A disaster recovery plan is only as effective as it is thorough. Some types of disasters organizations should plan for include application failure, data center disasters, building disasters, natural disasters, city- and state-wide disasters, national disasters, global crises, etc. And even though every disaster is unique – especially today’s COVID-19 crisis – a disaster recovery plan lays the groundwork for being able to respond appropriately in spite of distinct challenges.

How to Create Your Own Disaster Recovery Plan

A disaster recovery plan is only effective if you have one. And it needs to be properly structured so that you can stay protected, weather the storm, and recover with greater efficiency. Here are some things to include in your plan:

  1. Emergency Response Plan

A disaster is, by its very definition, unforeseen and shocking. If you wait until you’re in the middle of a disaster to make a plan, your judgment will be clouded.

A good disaster recovery plan has a carefully crafted emergency response plan built into it. The plan should explain what you do first, second, third, etc. Each individual within the organization should have a clear understanding of their priorities, as well as action steps they can take once their responsibilities are taken care of.

  1. Hardware and Software Inventory

Every disaster plan needs to include a comprehensive inventory of all hardware, software applications, and subscription services. They should ideally be ranked in order of priority. (In other words, which ones need attention first in the midst of a crisis.)

As part of your inventory, keep technical support contact information on hand so that you can quickly contact the right parties and implement the appropriate solutions.

  1. Contingency-Plans for Employee Benefits

It’s easy to get so caught up in maintaining IT infrastructure, buildings, and other physical resources that you forget about the most important resource your business has: people.

As part of your disaster recovery plan, have contingencies in place for employee benefits.  This includes employer-sponsored 401(k) plans.

For example, this current COVID-19 crisis has led the federal government to temporarily remove penalties for funds held in retirement accounts like 401(k)s.

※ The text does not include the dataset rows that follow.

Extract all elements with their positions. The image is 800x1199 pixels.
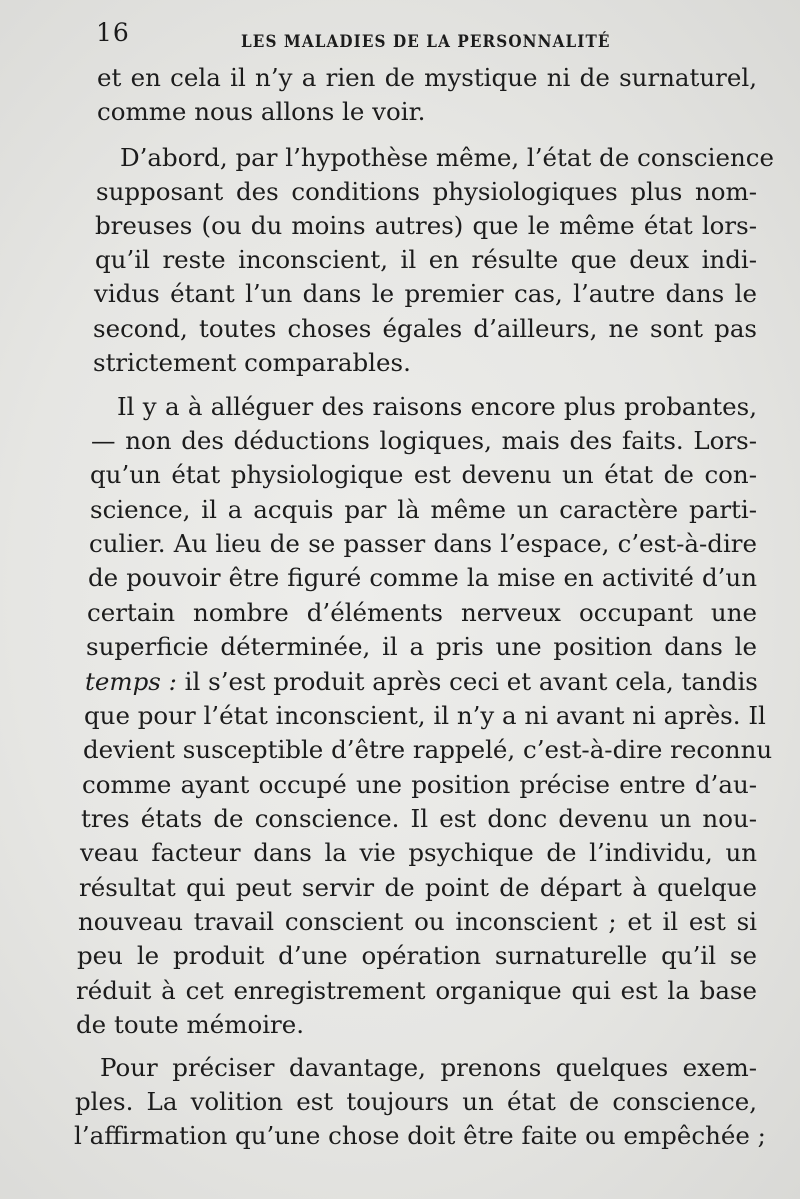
text-line: science, il a acquis par là même un caractère parti- (90, 495, 757, 524)
text-line: résultat qui peut servir de point de départ à quelque (79, 873, 757, 902)
italic-word: temps : (85, 667, 177, 696)
text-line: réduit à cet enregistrement organique qui est la base (76, 976, 757, 1005)
text-line: Il y a à alléguer des raisons encore plus probantes, (117, 392, 757, 421)
text-line: vidus étant l’un dans le premier cas, l’autre dans le (94, 279, 757, 308)
page-number: 16 (96, 18, 130, 47)
text-line: qu’il reste inconscient, il en résulte que deux indi- (95, 245, 757, 274)
text-line: que pour l’état inconscient, il n’y a ni avant ni après. Il (84, 701, 766, 730)
text-line: devient susceptible d’être rappelé, c’est-à-dire reconnu (83, 735, 773, 764)
text-line: D’abord, par l’hypothèse même, l’état de conscience (120, 143, 774, 172)
page-header (96, 14, 756, 54)
text-line: l’affirmation qu’une chose doit être faite ou empêchée ; (74, 1121, 766, 1150)
text-line: strictement comparables. (93, 348, 411, 377)
text-line: second, toutes choses égales d’ailleurs, ne sont pas (93, 314, 757, 343)
text-line: tres états de conscience. Il est donc devenu un nou- (81, 804, 757, 833)
text-line: breuses (ou du moins autres) que le même état lors- (95, 211, 757, 240)
text-line: — non des déductions logiques, mais des faits. Lors- (91, 426, 757, 455)
text-line: culier. Au lieu de se passer dans l’espace, c’est-à-dire (89, 529, 757, 558)
text-line: comme ayant occupé une position précise entre d’au- (82, 770, 757, 799)
text-line: de pouvoir être figuré comme la mise en activité d’un (88, 563, 757, 592)
text-line (85, 666, 757, 698)
text-line: qu’un état physiologique est devenu un état de con- (90, 460, 757, 489)
text-line: supposant des conditions physiologiques plus nom- (96, 177, 757, 206)
text-line: certain nombre d’éléments nerveux occupant une (87, 598, 757, 627)
text-line: superficie déterminée, il a pris une position dans le (86, 632, 757, 661)
text-line: nouveau travail conscient ou inconscient ; et il est si (78, 907, 757, 936)
running-title: LES MALADIES DE LA PERSONNALITÉ (241, 32, 611, 51)
text-line: de toute mémoire. (76, 1010, 305, 1039)
text-line-rest: il s’est produit après ceci et avant cela, tandis (184, 667, 758, 696)
text-line: ples. La volition est toujours un état de conscience, (75, 1087, 757, 1116)
text-line: peu le produit d’une opération surnaturelle qu’il se (77, 941, 757, 970)
text-line: comme nous allons le voir. (97, 97, 426, 126)
text-line: veau facteur dans la vie psychique de l’individu, un (80, 838, 757, 867)
text-line: et en cela il n’y a rien de mystique ni de surnaturel, (97, 63, 757, 92)
text-line: Pour préciser davantage, prenons quelques exem- (100, 1053, 757, 1082)
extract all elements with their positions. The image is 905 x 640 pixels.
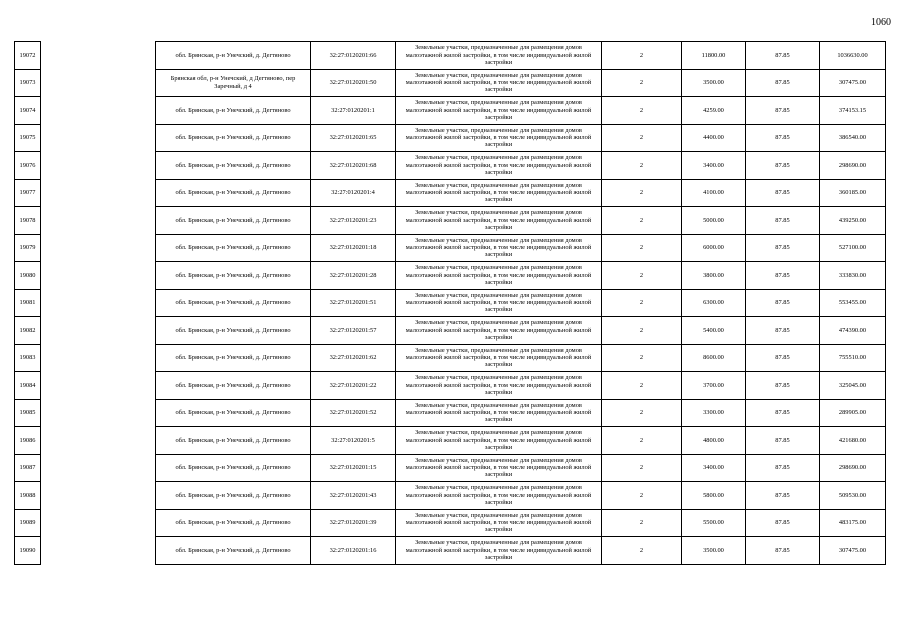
area-cell: 3800.00 [682, 262, 746, 290]
cadastral-value-cell: 360185.00 [820, 179, 886, 207]
table-row [15, 454, 886, 482]
group-cell: 2 [602, 482, 682, 510]
specific-value-cell: 87.85 [746, 42, 820, 70]
area-cell: 3700.00 [682, 372, 746, 400]
spacer-cell [41, 454, 156, 482]
area-cell: 3400.00 [682, 454, 746, 482]
group-cell: 2 [602, 289, 682, 317]
group-cell: 2 [602, 207, 682, 235]
spacer-cell [41, 509, 156, 537]
group-cell: 2 [602, 262, 682, 290]
spacer-cell [41, 262, 156, 290]
address-cell: обл. Брянская, р-н Унечский, д. Дегтяново [156, 482, 311, 510]
specific-value-cell: 87.85 [746, 262, 820, 290]
land-use-cell: Земельные участки, предназначенные для размещения домов малоэтажной жилой застройки, в том числе индивидуальной жилой застройки [396, 179, 602, 207]
table-row [15, 69, 886, 97]
group-cell: 2 [602, 344, 682, 372]
table-row [15, 42, 886, 70]
area-cell: 8600.00 [682, 344, 746, 372]
area-cell: 5000.00 [682, 207, 746, 235]
spacer-cell [41, 289, 156, 317]
cadastral-value-cell: 333830.00 [820, 262, 886, 290]
group-cell: 2 [602, 69, 682, 97]
group-cell: 2 [602, 427, 682, 455]
specific-value-cell: 87.85 [746, 454, 820, 482]
table-row [15, 124, 886, 152]
table-row [15, 537, 886, 565]
cadastral-value-cell: 527100.00 [820, 234, 886, 262]
land-use-cell: Земельные участки, предназначенные для размещения домов малоэтажной жилой застройки, в том числе индивидуальной жилой застройки [396, 97, 602, 125]
record-number: 19087 [15, 454, 41, 482]
spacer-cell [41, 427, 156, 455]
specific-value-cell: 87.85 [746, 207, 820, 235]
area-cell: 4259.00 [682, 97, 746, 125]
table-row [15, 179, 886, 207]
table-row [15, 262, 886, 290]
address-cell: обл. Брянская, р-н Унечский, д. Дегтяново [156, 537, 311, 565]
cadastral-value-cell: 307475.00 [820, 69, 886, 97]
record-number: 19079 [15, 234, 41, 262]
group-cell: 2 [602, 372, 682, 400]
group-cell: 2 [602, 124, 682, 152]
cadastral-number-cell: 32:27:0120201:22 [311, 372, 396, 400]
table-row [15, 482, 886, 510]
spacer-cell [41, 207, 156, 235]
record-number: 19086 [15, 427, 41, 455]
record-number: 19076 [15, 152, 41, 180]
cadastral-value-cell: 374153.15 [820, 97, 886, 125]
cadastral-number-cell: 32:27:0120201:16 [311, 537, 396, 565]
cadastral-number-cell: 32:27:0120201:50 [311, 69, 396, 97]
cadastral-value-cell: 483175.00 [820, 509, 886, 537]
spacer-cell [41, 97, 156, 125]
group-cell: 2 [602, 152, 682, 180]
cadastral-number-cell: 32:27:0120201:15 [311, 454, 396, 482]
land-use-cell: Земельные участки, предназначенные для размещения домов малоэтажной жилой застройки, в том числе индивидуальной жилой застройки [396, 399, 602, 427]
group-cell: 2 [602, 42, 682, 70]
record-number: 19083 [15, 344, 41, 372]
area-cell: 5500.00 [682, 509, 746, 537]
table-row [15, 509, 886, 537]
address-cell: обл. Брянская, р-н Унечский, д. Дегтяново [156, 152, 311, 180]
cadastral-value-cell: 307475.00 [820, 537, 886, 565]
page-number: 1060 [871, 17, 891, 28]
area-cell: 3400.00 [682, 152, 746, 180]
group-cell: 2 [602, 179, 682, 207]
record-number: 19088 [15, 482, 41, 510]
record-number: 19075 [15, 124, 41, 152]
record-number: 19089 [15, 509, 41, 537]
specific-value-cell: 87.85 [746, 69, 820, 97]
area-cell: 4800.00 [682, 427, 746, 455]
land-use-cell: Земельные участки, предназначенные для размещения домов малоэтажной жилой застройки, в том числе индивидуальной жилой застройки [396, 344, 602, 372]
land-use-cell: Земельные участки, предназначенные для размещения домов малоэтажной жилой застройки, в том числе индивидуальной жилой застройки [396, 482, 602, 510]
area-cell: 3500.00 [682, 69, 746, 97]
spacer-cell [41, 317, 156, 345]
land-use-cell: Земельные участки, предназначенные для размещения домов малоэтажной жилой застройки, в том числе индивидуальной жилой застройки [396, 537, 602, 565]
spacer-cell [41, 179, 156, 207]
table-row [15, 97, 886, 125]
cadastral-number-cell: 32:27:0120201:52 [311, 399, 396, 427]
record-number: 19084 [15, 372, 41, 400]
table-row [15, 207, 886, 235]
cadastral-number-cell: 32:27:0120201:28 [311, 262, 396, 290]
cadastral-value-cell: 298690.00 [820, 152, 886, 180]
cadastral-value-table [14, 41, 886, 565]
address-cell: обл. Брянская, р-н Унечский, д. Дегтяново [156, 97, 311, 125]
group-cell: 2 [602, 234, 682, 262]
specific-value-cell: 87.85 [746, 344, 820, 372]
specific-value-cell: 87.85 [746, 317, 820, 345]
cadastral-number-cell: 32:27:0120201:62 [311, 344, 396, 372]
spacer-cell [41, 399, 156, 427]
area-cell: 6300.00 [682, 289, 746, 317]
land-use-cell: Земельные участки, предназначенные для размещения домов малоэтажной жилой застройки, в том числе индивидуальной жилой застройки [396, 207, 602, 235]
group-cell: 2 [602, 317, 682, 345]
cadastral-value-cell: 421680.00 [820, 427, 886, 455]
record-number: 19085 [15, 399, 41, 427]
group-cell: 2 [602, 399, 682, 427]
record-number: 19077 [15, 179, 41, 207]
specific-value-cell: 87.85 [746, 152, 820, 180]
cadastral-value-cell: 474390.00 [820, 317, 886, 345]
address-cell: обл. Брянская, р-н Унечский, д. Дегтяново [156, 179, 311, 207]
area-cell: 5800.00 [682, 482, 746, 510]
specific-value-cell: 87.85 [746, 427, 820, 455]
specific-value-cell: 87.85 [746, 509, 820, 537]
address-cell: обл. Брянская, р-н Унечский, д. Дегтяново [156, 124, 311, 152]
record-number: 19073 [15, 69, 41, 97]
specific-value-cell: 87.85 [746, 124, 820, 152]
address-cell: обл. Брянская, р-н Унечский, д. Дегтяново [156, 372, 311, 400]
land-use-cell: Земельные участки, предназначенные для размещения домов малоэтажной жилой застройки, в том числе индивидуальной жилой застройки [396, 152, 602, 180]
group-cell: 2 [602, 97, 682, 125]
group-cell: 2 [602, 537, 682, 565]
address-cell: обл. Брянская, р-н Унечский, д. Дегтяново [156, 207, 311, 235]
spacer-cell [41, 124, 156, 152]
table-row [15, 234, 886, 262]
cadastral-number-cell: 32:27:0120201:51 [311, 289, 396, 317]
land-use-cell: Земельные участки, предназначенные для размещения домов малоэтажной жилой застройки, в том числе индивидуальной жилой застройки [396, 317, 602, 345]
area-cell: 4100.00 [682, 179, 746, 207]
table-row [15, 427, 886, 455]
spacer-cell [41, 234, 156, 262]
table-row [15, 289, 886, 317]
cadastral-value-cell: 289905.00 [820, 399, 886, 427]
cadastral-value-cell: 755510.00 [820, 344, 886, 372]
area-cell: 3500.00 [682, 537, 746, 565]
land-use-cell: Земельные участки, предназначенные для размещения домов малоэтажной жилой застройки, в том числе индивидуальной жилой застройки [396, 509, 602, 537]
cadastral-value-cell: 439250.00 [820, 207, 886, 235]
specific-value-cell: 87.85 [746, 97, 820, 125]
address-cell: обл. Брянская, р-н Унечский, д. Дегтяново [156, 509, 311, 537]
table-body [15, 42, 886, 565]
cadastral-value-cell: 553455.00 [820, 289, 886, 317]
record-number: 19082 [15, 317, 41, 345]
cadastral-number-cell: 32:27:0120201:57 [311, 317, 396, 345]
land-use-cell: Земельные участки, предназначенные для размещения домов малоэтажной жилой застройки, в том числе индивидуальной жилой застройки [396, 69, 602, 97]
record-number: 19081 [15, 289, 41, 317]
cadastral-number-cell: 32:27:0120201:43 [311, 482, 396, 510]
address-cell: обл. Брянская, р-н Унечский, д. Дегтяново [156, 42, 311, 70]
spacer-cell [41, 537, 156, 565]
cadastral-number-cell: 32:27:0120201:66 [311, 42, 396, 70]
land-use-cell: Земельные участки, предназначенные для размещения домов малоэтажной жилой застройки, в том числе индивидуальной жилой застройки [396, 234, 602, 262]
group-cell: 2 [602, 454, 682, 482]
specific-value-cell: 87.85 [746, 537, 820, 565]
land-use-cell: Земельные участки, предназначенные для размещения домов малоэтажной жилой застройки, в том числе индивидуальной жилой застройки [396, 124, 602, 152]
cadastral-number-cell: 32:27:0120201:65 [311, 124, 396, 152]
specific-value-cell: 87.85 [746, 372, 820, 400]
area-cell: 11800.00 [682, 42, 746, 70]
address-cell: обл. Брянская, р-н Унечский, д. Дегтяново [156, 399, 311, 427]
specific-value-cell: 87.85 [746, 234, 820, 262]
address-cell: Брянская обл, р-н Унечский, д Дегтяново, пер Заречный, д 4 [156, 69, 311, 97]
record-number: 19078 [15, 207, 41, 235]
record-number: 19072 [15, 42, 41, 70]
cadastral-value-cell: 386540.00 [820, 124, 886, 152]
table-row [15, 152, 886, 180]
land-use-cell: Земельные участки, предназначенные для размещения домов малоэтажной жилой застройки, в том числе индивидуальной жилой застройки [396, 454, 602, 482]
cadastral-number-cell: 32:27:0120201:1 [311, 97, 396, 125]
cadastral-value-cell: 1036630.00 [820, 42, 886, 70]
cadastral-number-cell: 32:27:0120201:18 [311, 234, 396, 262]
area-cell: 3300.00 [682, 399, 746, 427]
cadastral-value-cell: 509530.00 [820, 482, 886, 510]
table-row [15, 399, 886, 427]
area-cell: 6000.00 [682, 234, 746, 262]
cadastral-value-cell: 298690.00 [820, 454, 886, 482]
specific-value-cell: 87.85 [746, 399, 820, 427]
spacer-cell [41, 42, 156, 70]
specific-value-cell: 87.85 [746, 289, 820, 317]
spacer-cell [41, 482, 156, 510]
land-use-cell: Земельные участки, предназначенные для размещения домов малоэтажной жилой застройки, в том числе индивидуальной жилой застройки [396, 427, 602, 455]
record-number: 19080 [15, 262, 41, 290]
table-row [15, 344, 886, 372]
group-cell: 2 [602, 509, 682, 537]
land-use-cell: Земельные участки, предназначенные для размещения домов малоэтажной жилой застройки, в том числе индивидуальной жилой застройки [396, 262, 602, 290]
address-cell: обл. Брянская, р-н Унечский, д. Дегтяново [156, 344, 311, 372]
spacer-cell [41, 152, 156, 180]
land-use-cell: Земельные участки, предназначенные для размещения домов малоэтажной жилой застройки, в том числе индивидуальной жилой застройки [396, 42, 602, 70]
land-use-cell: Земельные участки, предназначенные для размещения домов малоэтажной жилой застройки, в том числе индивидуальной жилой застройки [396, 372, 602, 400]
cadastral-number-cell: 32:27:0120201:4 [311, 179, 396, 207]
address-cell: обл. Брянская, р-н Унечский, д. Дегтяново [156, 317, 311, 345]
area-cell: 4400.00 [682, 124, 746, 152]
table-row [15, 317, 886, 345]
cadastral-number-cell: 32:27:0120201:39 [311, 509, 396, 537]
spacer-cell [41, 69, 156, 97]
address-cell: обл. Брянская, р-н Унечский, д. Дегтяново [156, 262, 311, 290]
spacer-cell [41, 344, 156, 372]
cadastral-number-cell: 32:27:0120201:23 [311, 207, 396, 235]
record-number: 19090 [15, 537, 41, 565]
record-number: 19074 [15, 97, 41, 125]
table-row [15, 372, 886, 400]
address-cell: обл. Брянская, р-н Унечский, д. Дегтяново [156, 289, 311, 317]
cadastral-value-cell: 325045.00 [820, 372, 886, 400]
cadastral-number-cell: 32:27:0120201:5 [311, 427, 396, 455]
specific-value-cell: 87.85 [746, 179, 820, 207]
address-cell: обл. Брянская, р-н Унечский, д. Дегтяново [156, 427, 311, 455]
spacer-cell [41, 372, 156, 400]
specific-value-cell: 87.85 [746, 482, 820, 510]
address-cell: обл. Брянская, р-н Унечский, д. Дегтяново [156, 234, 311, 262]
cadastral-number-cell: 32:27:0120201:68 [311, 152, 396, 180]
land-use-cell: Земельные участки, предназначенные для размещения домов малоэтажной жилой застройки, в том числе индивидуальной жилой застройки [396, 289, 602, 317]
address-cell: обл. Брянская, р-н Унечский, д. Дегтяново [156, 454, 311, 482]
area-cell: 5400.00 [682, 317, 746, 345]
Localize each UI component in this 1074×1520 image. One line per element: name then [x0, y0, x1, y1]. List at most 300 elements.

However, it’s up to each business and its 401(k) fiduciary to decide whether or not they’ll allow savers to take out penalty-free money prior to 59 ½. For businesses that already had clear contingency plans in place, making this decision required minimal forethought. The plan made the decision for them.

  1. Proper Insurance and Protections

For the most part, insurance is seen as something you buy under the hope/assumption that you’ll never need it. In the middle of a crisis, it becomes overwhelmingly evident why insurance is necessary. Carefully review your insurance coverage and consider these policies in your disaster recovery plan. They can soften the blow considerably.

  1. Data and Records Backups

In this day and age of digital records, it’s imperative that organizations consider how their sensitive files and information are being recorded and backed up. As you create and modify your disaster recovery plan, think about the tactics you can use to mitigate damages in a physical crisis or cyber attack.

View This as an Opportunity

Million- and billion-dollar businesses will be forged in this fire. Out of every great economic collapse, there are always a few people and organizations who rise above the circumstances and leverage the opportunities they’re given to step apart. A disaster recovery plan can play a key part in this process.

Are you prepared? And, perhaps more importantly, will you be prepared for the next big disaster?